JAZZ AND IMPROVISED 

Something in the Air | Inventive Improvisational Inspirations Are Infinite - May 2019 

Written by Ken Waxman , thewholenote.com

Published: 26 April 2019 

 

As difficult as the idea of creating sophisticated improvisational music may sometimes seem, even more fraught with challenges is finding the inspiration behind any improvisation. Creation may be singular or involve ensembles of varying size, while the influence or incentive for the work may result from examining a work of art, an historical action, a physical or spatial location or even a realized sonic concept. Each of these notable discs defines inspirations in a unique fashion. 

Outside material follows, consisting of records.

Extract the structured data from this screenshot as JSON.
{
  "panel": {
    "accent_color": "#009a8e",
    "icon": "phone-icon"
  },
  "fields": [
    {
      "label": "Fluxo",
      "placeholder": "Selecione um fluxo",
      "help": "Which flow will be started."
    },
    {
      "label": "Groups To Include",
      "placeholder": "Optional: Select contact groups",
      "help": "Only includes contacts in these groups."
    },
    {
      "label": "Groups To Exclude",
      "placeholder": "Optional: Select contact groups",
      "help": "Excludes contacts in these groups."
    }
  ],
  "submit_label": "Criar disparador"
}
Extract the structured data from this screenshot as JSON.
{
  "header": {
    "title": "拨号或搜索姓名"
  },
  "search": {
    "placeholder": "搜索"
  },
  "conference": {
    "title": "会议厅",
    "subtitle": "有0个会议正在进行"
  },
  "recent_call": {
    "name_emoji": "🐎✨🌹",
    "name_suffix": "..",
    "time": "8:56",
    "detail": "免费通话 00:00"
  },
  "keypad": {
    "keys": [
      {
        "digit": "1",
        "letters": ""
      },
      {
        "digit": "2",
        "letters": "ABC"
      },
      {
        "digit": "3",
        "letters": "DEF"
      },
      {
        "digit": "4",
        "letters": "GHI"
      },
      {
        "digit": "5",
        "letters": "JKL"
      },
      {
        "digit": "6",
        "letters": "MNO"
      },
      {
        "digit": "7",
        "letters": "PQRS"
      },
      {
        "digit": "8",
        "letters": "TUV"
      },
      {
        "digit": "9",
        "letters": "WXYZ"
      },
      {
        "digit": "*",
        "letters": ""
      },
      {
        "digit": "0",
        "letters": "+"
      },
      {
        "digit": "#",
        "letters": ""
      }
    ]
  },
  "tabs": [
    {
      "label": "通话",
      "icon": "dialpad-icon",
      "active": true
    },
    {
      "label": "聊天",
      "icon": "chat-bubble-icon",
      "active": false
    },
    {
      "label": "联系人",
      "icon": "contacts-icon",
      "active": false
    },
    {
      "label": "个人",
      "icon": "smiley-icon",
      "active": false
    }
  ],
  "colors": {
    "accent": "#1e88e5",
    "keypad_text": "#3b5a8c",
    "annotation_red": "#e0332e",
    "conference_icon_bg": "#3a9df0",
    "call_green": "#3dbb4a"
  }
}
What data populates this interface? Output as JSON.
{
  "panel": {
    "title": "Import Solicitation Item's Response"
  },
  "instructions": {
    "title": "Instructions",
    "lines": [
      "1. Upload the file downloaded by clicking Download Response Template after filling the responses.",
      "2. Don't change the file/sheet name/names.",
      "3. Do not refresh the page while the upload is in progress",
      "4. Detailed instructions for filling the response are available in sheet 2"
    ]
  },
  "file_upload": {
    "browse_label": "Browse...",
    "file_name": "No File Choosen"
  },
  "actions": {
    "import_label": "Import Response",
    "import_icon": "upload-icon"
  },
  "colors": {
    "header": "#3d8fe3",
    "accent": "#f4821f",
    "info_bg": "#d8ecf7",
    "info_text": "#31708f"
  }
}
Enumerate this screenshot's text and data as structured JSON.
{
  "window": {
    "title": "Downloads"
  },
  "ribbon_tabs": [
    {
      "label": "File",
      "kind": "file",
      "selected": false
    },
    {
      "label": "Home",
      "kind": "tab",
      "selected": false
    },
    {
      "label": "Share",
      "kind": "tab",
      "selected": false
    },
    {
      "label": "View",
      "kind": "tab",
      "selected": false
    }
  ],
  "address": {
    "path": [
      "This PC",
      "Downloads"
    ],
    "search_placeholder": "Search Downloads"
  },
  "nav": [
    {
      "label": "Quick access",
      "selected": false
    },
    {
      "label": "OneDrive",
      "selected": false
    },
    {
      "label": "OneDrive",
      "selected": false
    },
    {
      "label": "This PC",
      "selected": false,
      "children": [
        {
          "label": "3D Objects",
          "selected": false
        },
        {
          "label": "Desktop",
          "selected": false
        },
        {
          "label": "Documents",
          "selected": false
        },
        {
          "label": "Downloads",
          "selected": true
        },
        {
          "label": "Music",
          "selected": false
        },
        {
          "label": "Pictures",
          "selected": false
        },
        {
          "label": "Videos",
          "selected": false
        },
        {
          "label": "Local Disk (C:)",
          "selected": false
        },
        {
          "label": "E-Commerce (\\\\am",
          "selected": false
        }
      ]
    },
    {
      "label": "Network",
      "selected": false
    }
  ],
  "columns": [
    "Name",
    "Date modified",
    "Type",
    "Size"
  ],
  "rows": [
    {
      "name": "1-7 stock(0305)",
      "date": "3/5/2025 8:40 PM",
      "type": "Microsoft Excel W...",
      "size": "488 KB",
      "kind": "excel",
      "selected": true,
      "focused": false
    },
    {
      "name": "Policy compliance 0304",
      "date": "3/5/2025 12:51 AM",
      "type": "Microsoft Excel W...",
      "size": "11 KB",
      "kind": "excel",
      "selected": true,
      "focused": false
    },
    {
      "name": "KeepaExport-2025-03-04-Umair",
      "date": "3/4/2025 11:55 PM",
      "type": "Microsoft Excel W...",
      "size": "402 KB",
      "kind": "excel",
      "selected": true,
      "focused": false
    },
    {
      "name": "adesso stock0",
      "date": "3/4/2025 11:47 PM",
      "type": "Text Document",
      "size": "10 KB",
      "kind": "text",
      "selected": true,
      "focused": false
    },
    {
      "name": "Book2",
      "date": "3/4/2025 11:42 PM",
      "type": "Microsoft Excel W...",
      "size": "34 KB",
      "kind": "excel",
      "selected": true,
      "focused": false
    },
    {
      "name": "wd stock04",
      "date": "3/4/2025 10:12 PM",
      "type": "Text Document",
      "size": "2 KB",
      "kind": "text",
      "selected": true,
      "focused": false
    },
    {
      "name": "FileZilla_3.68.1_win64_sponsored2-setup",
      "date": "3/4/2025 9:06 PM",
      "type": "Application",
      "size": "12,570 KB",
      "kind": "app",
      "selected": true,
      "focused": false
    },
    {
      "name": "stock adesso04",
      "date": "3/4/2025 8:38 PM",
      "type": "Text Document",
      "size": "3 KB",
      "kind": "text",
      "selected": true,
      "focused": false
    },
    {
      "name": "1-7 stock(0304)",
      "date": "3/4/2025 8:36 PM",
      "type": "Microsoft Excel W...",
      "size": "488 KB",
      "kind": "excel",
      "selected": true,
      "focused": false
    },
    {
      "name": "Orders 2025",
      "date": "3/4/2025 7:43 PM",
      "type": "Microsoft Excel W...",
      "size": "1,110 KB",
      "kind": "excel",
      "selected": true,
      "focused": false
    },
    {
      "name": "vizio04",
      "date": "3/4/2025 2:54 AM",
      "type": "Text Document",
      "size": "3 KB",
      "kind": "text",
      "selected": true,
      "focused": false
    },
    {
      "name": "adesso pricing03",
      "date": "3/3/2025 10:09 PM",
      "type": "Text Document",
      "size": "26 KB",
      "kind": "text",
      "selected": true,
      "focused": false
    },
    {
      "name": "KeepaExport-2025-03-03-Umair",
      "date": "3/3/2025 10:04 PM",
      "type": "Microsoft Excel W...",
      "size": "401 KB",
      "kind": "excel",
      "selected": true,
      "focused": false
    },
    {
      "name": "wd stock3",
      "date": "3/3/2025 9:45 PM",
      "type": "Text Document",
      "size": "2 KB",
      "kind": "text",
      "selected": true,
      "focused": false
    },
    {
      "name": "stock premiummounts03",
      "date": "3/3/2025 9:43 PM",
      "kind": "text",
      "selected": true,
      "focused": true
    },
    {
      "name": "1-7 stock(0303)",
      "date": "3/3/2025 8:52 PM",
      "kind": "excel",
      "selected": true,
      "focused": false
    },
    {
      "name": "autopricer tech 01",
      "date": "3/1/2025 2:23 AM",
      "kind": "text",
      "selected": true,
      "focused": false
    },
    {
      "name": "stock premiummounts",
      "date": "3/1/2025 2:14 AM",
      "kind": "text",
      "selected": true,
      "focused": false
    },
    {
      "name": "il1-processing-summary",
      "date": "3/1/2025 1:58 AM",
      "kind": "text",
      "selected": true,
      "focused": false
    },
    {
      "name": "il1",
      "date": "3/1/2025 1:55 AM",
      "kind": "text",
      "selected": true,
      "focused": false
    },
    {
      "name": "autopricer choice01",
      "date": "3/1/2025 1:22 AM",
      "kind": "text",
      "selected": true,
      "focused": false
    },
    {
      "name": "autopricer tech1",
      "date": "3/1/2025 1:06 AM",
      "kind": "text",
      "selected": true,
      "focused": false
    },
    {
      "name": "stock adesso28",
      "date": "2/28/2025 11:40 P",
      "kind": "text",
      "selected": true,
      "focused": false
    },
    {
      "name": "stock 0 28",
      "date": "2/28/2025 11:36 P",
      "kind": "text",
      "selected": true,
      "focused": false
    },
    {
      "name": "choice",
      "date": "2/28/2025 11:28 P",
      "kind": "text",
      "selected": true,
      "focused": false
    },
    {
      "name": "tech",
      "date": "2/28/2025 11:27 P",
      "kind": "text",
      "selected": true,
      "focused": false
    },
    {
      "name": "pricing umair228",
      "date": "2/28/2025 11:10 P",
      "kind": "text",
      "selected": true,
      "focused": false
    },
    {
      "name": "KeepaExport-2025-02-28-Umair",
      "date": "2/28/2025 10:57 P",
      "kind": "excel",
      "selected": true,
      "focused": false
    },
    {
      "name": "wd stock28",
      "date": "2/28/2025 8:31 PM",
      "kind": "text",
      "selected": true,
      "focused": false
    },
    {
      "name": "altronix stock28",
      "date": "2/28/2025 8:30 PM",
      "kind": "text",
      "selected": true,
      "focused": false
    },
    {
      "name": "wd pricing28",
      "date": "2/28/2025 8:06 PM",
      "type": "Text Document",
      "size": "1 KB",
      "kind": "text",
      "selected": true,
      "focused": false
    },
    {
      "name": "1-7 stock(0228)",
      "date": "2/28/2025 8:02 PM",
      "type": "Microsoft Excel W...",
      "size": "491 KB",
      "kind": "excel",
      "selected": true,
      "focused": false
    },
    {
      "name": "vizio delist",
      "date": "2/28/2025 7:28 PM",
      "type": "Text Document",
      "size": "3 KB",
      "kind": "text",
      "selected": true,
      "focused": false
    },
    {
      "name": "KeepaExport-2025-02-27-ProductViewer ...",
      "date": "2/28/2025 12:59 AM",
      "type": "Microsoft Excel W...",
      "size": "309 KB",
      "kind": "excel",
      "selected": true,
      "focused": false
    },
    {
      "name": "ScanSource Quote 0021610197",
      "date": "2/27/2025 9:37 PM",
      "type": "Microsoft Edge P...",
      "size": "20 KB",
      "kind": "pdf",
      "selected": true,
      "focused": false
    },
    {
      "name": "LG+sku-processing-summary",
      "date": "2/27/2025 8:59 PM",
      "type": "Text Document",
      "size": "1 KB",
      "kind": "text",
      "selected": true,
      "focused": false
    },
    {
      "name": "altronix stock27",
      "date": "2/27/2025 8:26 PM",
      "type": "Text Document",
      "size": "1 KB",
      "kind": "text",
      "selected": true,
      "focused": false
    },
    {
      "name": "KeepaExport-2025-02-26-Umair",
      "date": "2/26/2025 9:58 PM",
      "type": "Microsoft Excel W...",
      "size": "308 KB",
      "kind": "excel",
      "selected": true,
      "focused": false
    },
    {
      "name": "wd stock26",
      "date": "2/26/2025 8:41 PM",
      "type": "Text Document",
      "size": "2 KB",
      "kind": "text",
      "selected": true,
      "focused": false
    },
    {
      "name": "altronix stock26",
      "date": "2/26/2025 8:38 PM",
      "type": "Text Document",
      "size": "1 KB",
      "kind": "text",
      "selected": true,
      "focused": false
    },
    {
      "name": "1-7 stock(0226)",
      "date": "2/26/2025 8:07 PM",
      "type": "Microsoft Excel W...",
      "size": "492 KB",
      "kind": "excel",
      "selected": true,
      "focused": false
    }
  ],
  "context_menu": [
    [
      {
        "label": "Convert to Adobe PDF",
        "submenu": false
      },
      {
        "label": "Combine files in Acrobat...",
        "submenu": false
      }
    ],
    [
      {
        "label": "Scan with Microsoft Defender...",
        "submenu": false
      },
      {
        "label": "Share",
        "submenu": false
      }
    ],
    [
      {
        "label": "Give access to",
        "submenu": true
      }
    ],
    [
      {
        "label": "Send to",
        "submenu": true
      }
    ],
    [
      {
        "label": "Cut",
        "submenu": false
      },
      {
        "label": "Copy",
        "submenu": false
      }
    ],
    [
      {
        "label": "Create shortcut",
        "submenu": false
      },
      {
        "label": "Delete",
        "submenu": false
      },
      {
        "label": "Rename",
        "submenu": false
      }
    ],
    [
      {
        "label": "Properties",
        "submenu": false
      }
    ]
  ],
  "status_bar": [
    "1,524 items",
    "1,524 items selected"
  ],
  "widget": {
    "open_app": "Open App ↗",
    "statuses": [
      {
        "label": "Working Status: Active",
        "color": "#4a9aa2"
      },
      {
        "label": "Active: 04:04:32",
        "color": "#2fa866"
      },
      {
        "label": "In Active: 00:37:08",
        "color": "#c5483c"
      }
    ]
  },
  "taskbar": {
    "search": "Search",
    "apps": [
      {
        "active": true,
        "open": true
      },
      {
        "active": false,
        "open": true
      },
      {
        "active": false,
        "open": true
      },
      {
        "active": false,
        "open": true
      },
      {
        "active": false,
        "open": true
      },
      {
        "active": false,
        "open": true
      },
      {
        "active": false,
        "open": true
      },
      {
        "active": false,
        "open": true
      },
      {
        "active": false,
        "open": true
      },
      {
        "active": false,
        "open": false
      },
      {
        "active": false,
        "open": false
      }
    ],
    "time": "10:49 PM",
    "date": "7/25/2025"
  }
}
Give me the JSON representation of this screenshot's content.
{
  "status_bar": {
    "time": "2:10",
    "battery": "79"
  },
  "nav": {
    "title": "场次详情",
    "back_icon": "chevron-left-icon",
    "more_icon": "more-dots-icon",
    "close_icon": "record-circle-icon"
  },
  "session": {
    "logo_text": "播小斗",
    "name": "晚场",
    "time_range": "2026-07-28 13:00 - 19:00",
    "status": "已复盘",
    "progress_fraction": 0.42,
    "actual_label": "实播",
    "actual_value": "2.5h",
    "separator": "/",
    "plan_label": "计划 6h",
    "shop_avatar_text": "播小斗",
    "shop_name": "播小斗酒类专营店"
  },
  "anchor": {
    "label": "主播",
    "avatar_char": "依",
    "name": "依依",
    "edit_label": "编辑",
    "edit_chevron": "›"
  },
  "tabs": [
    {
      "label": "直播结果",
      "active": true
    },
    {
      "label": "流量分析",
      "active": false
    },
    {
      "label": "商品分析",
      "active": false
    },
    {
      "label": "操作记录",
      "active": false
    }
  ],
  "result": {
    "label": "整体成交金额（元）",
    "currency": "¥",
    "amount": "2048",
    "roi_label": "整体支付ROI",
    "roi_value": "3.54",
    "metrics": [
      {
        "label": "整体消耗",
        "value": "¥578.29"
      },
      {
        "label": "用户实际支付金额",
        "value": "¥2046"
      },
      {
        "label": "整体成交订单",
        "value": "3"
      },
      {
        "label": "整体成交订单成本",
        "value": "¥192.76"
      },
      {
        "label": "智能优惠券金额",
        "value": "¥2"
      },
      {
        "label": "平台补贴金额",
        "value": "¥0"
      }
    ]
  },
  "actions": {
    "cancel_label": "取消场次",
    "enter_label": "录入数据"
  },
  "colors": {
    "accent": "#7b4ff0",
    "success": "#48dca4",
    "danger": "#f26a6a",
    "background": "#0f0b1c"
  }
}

Take American violinist Jason Kao Hwang’s Blood (True Sound Recordings TS1 jasonkaohwang.com). His eight-member Burning Bridge ensemble mixes Eastern (pipa and erhu) and Western (three brass, double bass and drums) instruments on five of Hwang’s polychromatic compositions which make their points by twisting varied musical strands, but without trading efficiency for exoticism. Although reflecting on trauma inflicted on his mother in China and his associates in the Vietnam War, Blood isn’t agitprop. Instead, melancholy and aggression are portrayed through sounds. For instance, on the title track, stop-time counterpoint from Steve Swell’s trombone projecting from a bellicose march driven by Andrew Drury’s drums cedes space to delicate textures from Wang Guowei’s erhu and Sun Li’s pipa. Although the concluding Declarations references and resolves the CD with a peaceful overlay consisting of chromatic pipa strums plus pedal-point modulations from Swell and tubist Joseph Daley, theatrical woe is balanced by sophisticated virtuosity. Giving the Asian instruments parts that unselfconsciously swing, some of Hwang’s other tunes skip and soar with lively inferences. The two-part Surge for example, finds string parts swirling around Taylor Ho Bynum’s graceful, kinetic cornet, and if Hwang’s violin solo impresses with calculated flying spiccato then so do Li’s crunching strums with a blues sensibility closer to the Mississippi river than the Yangtze. Surge Part 2 is more memorable, since not only does Daley confirm his breath control as he matter-of-factly slides from basso-like to sopranino-like tones, but the composition’s uniqueness is confirmed when Hwang’s bluesy sweeps and Swell’s plunger yelps erupt from within a sequence that emphasizes string stretches from the traditional Chinese instruments.